Reforms in our banking and currency laws, an extension of banking facilities to the working classes, the more careful regulation of railroad rates, reforms in methods of taxation, and a reduction in the tariff—all are called for by the development and readjustment of industry. On the other hand, much remains to be done in the education of the mass of the people to habits of rational living and enjoyment. In the great cities housing conditions should be effectively regulated, sweatshops suppressed, intemperance discouraged, and where possible a love of art and outdoor life promoted. A more rational use of income would increase the material well-being of the people considerably. Problems of distribution are still more insistent. No one who has the welfare of the laboring classes or of our democratic society at heart can view with approval the existence of widely separated classes, with disproportionate political and economic power.

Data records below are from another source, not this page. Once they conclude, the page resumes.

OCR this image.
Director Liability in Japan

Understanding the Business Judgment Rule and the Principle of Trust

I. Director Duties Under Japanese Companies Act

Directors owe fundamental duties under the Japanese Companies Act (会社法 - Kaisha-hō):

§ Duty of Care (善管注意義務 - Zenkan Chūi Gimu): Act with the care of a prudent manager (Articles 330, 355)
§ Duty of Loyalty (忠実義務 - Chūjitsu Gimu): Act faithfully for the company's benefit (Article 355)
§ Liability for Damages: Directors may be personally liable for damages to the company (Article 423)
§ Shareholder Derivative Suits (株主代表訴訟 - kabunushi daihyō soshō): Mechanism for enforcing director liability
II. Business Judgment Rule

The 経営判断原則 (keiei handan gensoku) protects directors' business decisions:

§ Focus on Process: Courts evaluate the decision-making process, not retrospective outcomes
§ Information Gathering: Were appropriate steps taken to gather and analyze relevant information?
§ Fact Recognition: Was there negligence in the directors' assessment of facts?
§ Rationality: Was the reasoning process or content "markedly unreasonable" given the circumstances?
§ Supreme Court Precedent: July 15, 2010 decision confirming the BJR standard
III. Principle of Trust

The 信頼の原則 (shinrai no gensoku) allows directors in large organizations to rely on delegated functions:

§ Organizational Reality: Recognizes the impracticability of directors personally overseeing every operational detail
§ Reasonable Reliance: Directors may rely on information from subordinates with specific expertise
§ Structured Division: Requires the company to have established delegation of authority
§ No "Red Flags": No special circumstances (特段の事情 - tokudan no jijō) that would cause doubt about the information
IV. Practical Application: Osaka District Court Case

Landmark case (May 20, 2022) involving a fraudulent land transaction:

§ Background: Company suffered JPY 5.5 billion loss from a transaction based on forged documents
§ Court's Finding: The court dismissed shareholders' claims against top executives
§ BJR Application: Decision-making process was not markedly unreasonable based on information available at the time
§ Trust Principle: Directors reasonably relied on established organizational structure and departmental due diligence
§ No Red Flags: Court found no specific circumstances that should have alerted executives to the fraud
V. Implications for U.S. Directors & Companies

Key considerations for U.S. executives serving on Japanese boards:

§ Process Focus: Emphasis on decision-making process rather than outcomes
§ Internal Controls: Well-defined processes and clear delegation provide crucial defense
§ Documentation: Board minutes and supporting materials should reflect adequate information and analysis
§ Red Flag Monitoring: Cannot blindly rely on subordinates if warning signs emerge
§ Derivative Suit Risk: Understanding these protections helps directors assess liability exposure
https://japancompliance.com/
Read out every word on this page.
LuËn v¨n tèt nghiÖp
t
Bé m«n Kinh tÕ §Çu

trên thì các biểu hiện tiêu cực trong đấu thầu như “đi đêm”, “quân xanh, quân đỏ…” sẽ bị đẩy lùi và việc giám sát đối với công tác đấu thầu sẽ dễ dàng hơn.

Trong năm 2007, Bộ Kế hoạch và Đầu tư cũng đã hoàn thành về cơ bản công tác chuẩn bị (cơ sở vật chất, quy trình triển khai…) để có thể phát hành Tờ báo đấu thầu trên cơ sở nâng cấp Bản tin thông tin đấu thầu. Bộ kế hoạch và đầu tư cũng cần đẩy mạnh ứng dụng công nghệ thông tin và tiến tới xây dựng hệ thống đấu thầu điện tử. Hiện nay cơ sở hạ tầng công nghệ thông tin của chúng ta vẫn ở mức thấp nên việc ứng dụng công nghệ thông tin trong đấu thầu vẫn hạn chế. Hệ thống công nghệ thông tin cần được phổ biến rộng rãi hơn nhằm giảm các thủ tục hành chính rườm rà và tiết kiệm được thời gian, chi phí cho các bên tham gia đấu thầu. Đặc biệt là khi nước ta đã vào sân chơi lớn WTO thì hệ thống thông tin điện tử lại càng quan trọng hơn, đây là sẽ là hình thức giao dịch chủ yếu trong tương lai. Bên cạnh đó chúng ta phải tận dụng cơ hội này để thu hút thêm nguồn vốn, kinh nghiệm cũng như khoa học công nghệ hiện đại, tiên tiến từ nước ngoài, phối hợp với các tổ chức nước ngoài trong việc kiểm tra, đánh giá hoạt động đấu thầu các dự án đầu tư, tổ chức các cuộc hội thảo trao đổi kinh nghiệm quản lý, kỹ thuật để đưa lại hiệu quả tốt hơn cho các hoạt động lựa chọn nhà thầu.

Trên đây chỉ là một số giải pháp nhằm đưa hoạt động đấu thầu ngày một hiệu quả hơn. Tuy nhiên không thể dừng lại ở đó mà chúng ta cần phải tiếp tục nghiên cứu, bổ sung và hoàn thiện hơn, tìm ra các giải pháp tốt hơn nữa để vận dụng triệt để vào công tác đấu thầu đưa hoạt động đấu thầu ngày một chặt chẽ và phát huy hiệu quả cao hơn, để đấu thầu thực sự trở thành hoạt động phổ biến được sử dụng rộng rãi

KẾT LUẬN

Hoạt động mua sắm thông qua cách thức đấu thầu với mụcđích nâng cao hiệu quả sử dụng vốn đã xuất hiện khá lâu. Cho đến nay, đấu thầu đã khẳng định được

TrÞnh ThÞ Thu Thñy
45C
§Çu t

Greater equality in fortunes—a leveling up of incomes—must certainly be regarded as a sound social ideal. On the other hand, we have seen reason to reject the drastic remedies of socialism as a cure for the injustices of present methods of distribution or production. Improvement must come by conservative

reform along the lines of our past development. In the last analysis all attempts to improve conditions permanently depend upon the character and capacity of the individual. Because of this fact education assumes great importance—education not merely in the art of production but also in that supreme art, the art of living.

[1] Tarr, Economic Geology of the U. S., pp. 7, 119.

[2] In Quarterly Journal of Economics, Vol. XIX, p. 3.

[3] McVey, Modern Industrialism, p. 145.

[4] The Truth About the Trusts, p. 469.

[5] Tetter, Principles of Economics, p. 321.

[6] Bogart, Economic History of the U. S., p. 412.

[7] XIX, 645.

[8] Seager, Introduction to Economics, 176.